Algunos pedreños, en desproporcionada minoría, lamentaban y temían
los desórdenes con que se veían amagados; y esos eran en primer lugar,
los que tenían que pagar los gastos de la revolución, y en segundo los
que tenían que seguirla, improvisando instintos belicosos. Después de
todos estaba yo, que aunque sentía cierto antojo de desorden y de
emociones, veía nuevas dificultades para Remedios, y trastorno seguro de
mis cálculos y esperanzas respecto a la dueña de mis pensamientos.
Si digo que Remedios era una muchacha tímida, dulce y delicada, no
por ello tema el lector de juicio, que vaya a tomarme el trabajo de
inventar, pintar y adornar una heroína con tubérculos, ni que quiera
seguir hijo por hilo y lamento por lamento la historia triste de un amor
escrofuloso. No; Remedios valía más que esas desgraciadas heroínas de
la tos; lucía sobre la blanca tez de sus mejillas los colores de las
rosas que regaba en sus tiestos por la mañana; la roja y ardiente sangre
se trasparentaba en sus labios con vivo color; y la redondez
escultórica de brazos, hombros, y cuello, todo suave, sedoso y nacarado,
revelaba la fresca salud que el ejercicio doméstico engendra y la
pureza de las costumbres hermosea. Alta y esbelta, airosa con natural y
no aprendida elegancia, habría sido una lugareña en el aspecto, si la
fortuna no hubiera puesto en sus negros y grandes ojos, antes rayos de
luna que haces de luz solar.
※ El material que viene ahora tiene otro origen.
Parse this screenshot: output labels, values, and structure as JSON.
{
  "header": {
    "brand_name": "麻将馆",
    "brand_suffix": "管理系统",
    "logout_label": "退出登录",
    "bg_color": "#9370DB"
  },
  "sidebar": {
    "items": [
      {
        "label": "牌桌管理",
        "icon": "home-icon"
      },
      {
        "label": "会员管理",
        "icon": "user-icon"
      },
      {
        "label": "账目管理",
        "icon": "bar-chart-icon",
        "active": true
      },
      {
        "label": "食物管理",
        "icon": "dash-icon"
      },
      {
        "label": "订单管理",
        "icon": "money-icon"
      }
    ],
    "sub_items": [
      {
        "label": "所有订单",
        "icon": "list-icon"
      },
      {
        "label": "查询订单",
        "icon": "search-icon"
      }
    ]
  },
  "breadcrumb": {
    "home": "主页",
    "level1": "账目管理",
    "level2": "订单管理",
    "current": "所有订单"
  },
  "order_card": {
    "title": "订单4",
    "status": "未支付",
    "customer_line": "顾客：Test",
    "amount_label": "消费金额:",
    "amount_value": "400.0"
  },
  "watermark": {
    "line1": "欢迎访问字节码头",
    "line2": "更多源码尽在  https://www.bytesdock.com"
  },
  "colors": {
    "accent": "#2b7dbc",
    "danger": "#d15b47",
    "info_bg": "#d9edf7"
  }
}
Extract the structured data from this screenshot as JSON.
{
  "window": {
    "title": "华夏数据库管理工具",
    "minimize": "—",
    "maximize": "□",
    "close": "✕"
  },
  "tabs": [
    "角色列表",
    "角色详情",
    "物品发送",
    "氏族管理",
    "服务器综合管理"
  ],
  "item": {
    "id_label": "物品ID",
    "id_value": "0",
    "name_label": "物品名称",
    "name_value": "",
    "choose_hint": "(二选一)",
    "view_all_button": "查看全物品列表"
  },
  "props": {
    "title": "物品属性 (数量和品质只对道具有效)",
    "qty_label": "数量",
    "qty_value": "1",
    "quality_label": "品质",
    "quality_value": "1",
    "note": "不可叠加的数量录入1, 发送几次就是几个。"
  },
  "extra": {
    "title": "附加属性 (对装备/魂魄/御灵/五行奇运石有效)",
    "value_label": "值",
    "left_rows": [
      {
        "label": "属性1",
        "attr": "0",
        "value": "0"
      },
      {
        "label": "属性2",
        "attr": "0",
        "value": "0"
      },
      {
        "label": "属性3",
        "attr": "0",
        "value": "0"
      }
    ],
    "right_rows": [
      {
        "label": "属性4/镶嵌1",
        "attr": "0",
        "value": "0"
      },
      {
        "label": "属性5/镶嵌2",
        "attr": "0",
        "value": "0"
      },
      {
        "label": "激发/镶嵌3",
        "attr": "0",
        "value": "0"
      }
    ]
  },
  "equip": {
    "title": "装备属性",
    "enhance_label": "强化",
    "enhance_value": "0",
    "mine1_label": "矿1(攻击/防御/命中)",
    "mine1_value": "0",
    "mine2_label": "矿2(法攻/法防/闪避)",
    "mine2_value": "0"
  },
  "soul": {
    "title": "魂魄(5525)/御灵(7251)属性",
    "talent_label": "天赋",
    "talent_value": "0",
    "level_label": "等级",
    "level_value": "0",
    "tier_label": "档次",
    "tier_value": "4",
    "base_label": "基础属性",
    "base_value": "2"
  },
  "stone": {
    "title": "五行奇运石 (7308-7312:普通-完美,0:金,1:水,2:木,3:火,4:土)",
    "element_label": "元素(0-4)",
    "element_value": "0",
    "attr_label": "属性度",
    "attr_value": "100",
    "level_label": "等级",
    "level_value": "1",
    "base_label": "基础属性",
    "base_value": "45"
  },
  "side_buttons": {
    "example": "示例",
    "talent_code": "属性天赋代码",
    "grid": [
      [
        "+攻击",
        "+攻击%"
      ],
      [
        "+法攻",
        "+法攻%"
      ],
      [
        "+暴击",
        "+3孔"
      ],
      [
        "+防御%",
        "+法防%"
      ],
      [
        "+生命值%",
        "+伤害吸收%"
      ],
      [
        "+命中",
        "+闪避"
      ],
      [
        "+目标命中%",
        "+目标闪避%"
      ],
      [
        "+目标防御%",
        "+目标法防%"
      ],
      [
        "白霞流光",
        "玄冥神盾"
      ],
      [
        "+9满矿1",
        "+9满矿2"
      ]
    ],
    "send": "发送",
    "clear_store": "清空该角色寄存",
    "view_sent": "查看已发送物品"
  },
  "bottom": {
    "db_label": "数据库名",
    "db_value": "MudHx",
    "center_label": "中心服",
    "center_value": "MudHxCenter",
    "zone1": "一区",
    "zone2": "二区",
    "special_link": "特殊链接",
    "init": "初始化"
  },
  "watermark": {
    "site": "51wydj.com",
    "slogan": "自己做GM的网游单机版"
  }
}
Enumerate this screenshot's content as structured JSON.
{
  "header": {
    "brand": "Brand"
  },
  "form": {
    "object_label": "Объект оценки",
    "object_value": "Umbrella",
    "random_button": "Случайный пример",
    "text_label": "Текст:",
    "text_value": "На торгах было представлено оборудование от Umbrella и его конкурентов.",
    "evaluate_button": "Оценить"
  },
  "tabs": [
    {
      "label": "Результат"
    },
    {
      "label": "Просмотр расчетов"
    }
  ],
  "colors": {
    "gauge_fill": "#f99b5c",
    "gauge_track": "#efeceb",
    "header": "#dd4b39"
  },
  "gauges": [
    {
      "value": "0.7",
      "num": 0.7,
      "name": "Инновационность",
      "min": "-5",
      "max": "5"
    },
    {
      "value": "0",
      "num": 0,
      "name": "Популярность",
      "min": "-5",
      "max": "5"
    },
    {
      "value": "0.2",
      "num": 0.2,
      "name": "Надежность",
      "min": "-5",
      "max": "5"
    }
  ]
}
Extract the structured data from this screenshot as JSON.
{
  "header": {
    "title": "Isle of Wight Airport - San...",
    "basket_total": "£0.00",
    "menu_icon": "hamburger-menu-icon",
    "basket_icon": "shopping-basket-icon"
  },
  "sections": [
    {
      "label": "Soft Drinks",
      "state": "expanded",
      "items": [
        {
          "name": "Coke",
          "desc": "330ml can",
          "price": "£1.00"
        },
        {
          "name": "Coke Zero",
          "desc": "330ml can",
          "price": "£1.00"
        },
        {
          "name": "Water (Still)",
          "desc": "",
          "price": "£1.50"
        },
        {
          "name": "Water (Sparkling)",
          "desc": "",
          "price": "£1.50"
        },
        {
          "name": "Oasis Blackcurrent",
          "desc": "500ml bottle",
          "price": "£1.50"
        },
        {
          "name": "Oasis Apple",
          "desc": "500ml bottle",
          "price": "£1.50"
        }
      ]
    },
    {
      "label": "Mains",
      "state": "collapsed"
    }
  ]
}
Su mirada, en efecto, era dulce y triste y
parecía derramar sus resplandores sobra la tersa y pensadora frente:
esto es lo que a mí me hizo rendir el alma, y lo que no olvido ni
olvidaré jamás. ¿Qué me importaba que se le tachara de no tener la boca
más pequeña? He leído después en algún libro de Zola que las bocas como
aquella son sensuales; pero la verdad es que Remedios era más dulce y
afectuosa que ardiente y apasionada.